The West Tisbury case was heard in Edgartown District Court and Mr. Ravizza was allowed to enter a pretrial diversion program. The programs allow defendants to avoid criminal prosecution if they undergo certain rehabilitative services. Court records did not indicate what Mr. Ravizza’s diversion program entailed.
The Cape and Islands District Attorney’s 0ffice Tuesday motioned to restore the trial and a court date has been set for July 22.
Mr. Ravizza appears to have been coming to the Vineyard for several years, and often posted pictures of himself on Instagram posing in Chilmark and West Tisbury with his dogs and Porsche SUV.
West Tisbury police had other calls about Mr. Ravizza in the past, according to police reports.
On Christmas Day in 2023, Mr. Feldman called West Tisbury police to ask them to do a welfare check on Mr. Ravizza at the State Road home. Mr. Feldman feared Mr. Ravizza was on psychedelics and wanted to check on him.
Mr. Ravizza’s father greeted officers at the door and told them Jared was fine, according to a police report. He also said Mr. Feldman had stayed at the West Tisbury home before but was not welcome there, the report stated.
Police did eventually talk to Mr. Ravizza and said he seemed well-spoken, in good spirits and did not appear to be under the influence of psychedelics, police wrote.
When police called Mr. Feldman back, he went on “a rant worrying Jared was a CIA test subject and hallucinating,” police wrote.
The next month, an employee at a West Tisbury yoga studio called police to say Mr. Ravizza was acting suspiciously. They said Mr Ravizza believed he was an influencer and morphed into whatever topic was on hand, claiming he was a professional skier or a professional DJ depending on the conversation.

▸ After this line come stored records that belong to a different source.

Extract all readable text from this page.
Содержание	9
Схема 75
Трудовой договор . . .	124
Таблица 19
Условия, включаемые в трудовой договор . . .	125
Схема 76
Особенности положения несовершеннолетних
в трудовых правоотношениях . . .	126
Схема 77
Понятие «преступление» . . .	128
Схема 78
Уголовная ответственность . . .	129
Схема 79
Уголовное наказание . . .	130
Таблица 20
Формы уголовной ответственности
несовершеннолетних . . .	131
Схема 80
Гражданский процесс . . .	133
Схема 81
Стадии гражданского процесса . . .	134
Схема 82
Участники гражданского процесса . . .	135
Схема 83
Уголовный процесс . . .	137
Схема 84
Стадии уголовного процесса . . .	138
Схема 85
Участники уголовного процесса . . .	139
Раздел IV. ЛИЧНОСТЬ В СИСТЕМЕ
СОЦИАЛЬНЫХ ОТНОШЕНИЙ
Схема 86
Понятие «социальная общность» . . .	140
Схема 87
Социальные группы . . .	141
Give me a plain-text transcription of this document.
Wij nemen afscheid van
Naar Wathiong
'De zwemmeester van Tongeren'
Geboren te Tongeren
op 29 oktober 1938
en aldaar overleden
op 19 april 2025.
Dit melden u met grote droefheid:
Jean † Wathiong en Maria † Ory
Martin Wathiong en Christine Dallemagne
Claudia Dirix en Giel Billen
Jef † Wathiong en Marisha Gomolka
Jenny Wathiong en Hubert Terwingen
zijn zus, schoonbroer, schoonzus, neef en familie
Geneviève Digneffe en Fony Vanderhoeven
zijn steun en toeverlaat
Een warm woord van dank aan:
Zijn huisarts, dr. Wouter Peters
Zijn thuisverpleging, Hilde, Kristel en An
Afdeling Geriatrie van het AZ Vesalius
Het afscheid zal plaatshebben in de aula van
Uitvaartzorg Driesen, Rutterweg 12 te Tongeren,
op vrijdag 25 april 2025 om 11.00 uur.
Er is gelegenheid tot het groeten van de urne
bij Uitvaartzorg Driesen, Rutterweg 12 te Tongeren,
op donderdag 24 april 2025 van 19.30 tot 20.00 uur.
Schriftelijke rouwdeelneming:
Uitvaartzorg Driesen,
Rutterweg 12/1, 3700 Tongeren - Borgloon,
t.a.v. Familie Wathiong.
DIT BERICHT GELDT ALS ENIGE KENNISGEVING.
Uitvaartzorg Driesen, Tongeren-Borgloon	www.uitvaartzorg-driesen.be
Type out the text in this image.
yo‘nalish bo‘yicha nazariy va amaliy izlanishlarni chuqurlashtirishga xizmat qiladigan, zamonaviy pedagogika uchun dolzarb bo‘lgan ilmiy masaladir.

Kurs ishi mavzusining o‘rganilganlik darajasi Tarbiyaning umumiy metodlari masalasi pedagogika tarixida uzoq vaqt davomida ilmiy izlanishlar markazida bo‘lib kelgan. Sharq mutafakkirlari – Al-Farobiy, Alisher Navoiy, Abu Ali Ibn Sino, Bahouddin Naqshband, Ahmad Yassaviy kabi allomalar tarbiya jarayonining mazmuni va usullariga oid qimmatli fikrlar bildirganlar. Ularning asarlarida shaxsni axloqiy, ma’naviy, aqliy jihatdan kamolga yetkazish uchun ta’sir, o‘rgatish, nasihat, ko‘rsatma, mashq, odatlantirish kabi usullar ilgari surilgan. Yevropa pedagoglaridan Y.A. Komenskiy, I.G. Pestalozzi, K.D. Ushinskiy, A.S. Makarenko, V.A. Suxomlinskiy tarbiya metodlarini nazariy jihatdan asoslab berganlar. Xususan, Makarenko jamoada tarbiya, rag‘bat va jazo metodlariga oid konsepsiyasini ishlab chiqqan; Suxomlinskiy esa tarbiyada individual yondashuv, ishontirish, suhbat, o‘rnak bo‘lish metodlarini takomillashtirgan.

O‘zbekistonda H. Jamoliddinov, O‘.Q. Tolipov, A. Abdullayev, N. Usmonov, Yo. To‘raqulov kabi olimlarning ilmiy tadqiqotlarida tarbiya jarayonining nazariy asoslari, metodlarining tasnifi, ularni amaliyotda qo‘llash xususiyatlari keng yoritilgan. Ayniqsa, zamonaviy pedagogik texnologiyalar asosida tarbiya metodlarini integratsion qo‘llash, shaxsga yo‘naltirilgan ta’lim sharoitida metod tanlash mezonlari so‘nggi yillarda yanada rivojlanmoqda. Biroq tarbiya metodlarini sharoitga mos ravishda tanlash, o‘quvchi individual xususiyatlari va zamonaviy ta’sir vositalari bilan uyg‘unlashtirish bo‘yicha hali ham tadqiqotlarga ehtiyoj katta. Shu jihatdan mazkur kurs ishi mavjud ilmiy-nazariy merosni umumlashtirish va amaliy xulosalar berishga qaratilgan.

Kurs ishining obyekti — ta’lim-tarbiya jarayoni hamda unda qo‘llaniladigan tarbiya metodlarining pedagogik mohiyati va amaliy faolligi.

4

The employee did not wish to get a trespassing order against Mr. Ravizza but wanted to document his behavior.
In paperwork filed with the courthouse to change his name from Jared Christian Ravizza to Jared Christian Ravizza Jones he listed a West Tisbury address in 2023. A second name change filed in 2024 listed a mailing address in Chilmark, but still listed the West Tisbury residential address.
The second name change to Jared Love Jones was approved in April 2024, just days before the alleged attack on his father.
Editor's note: This story has been updated with more information from West Tisbury police.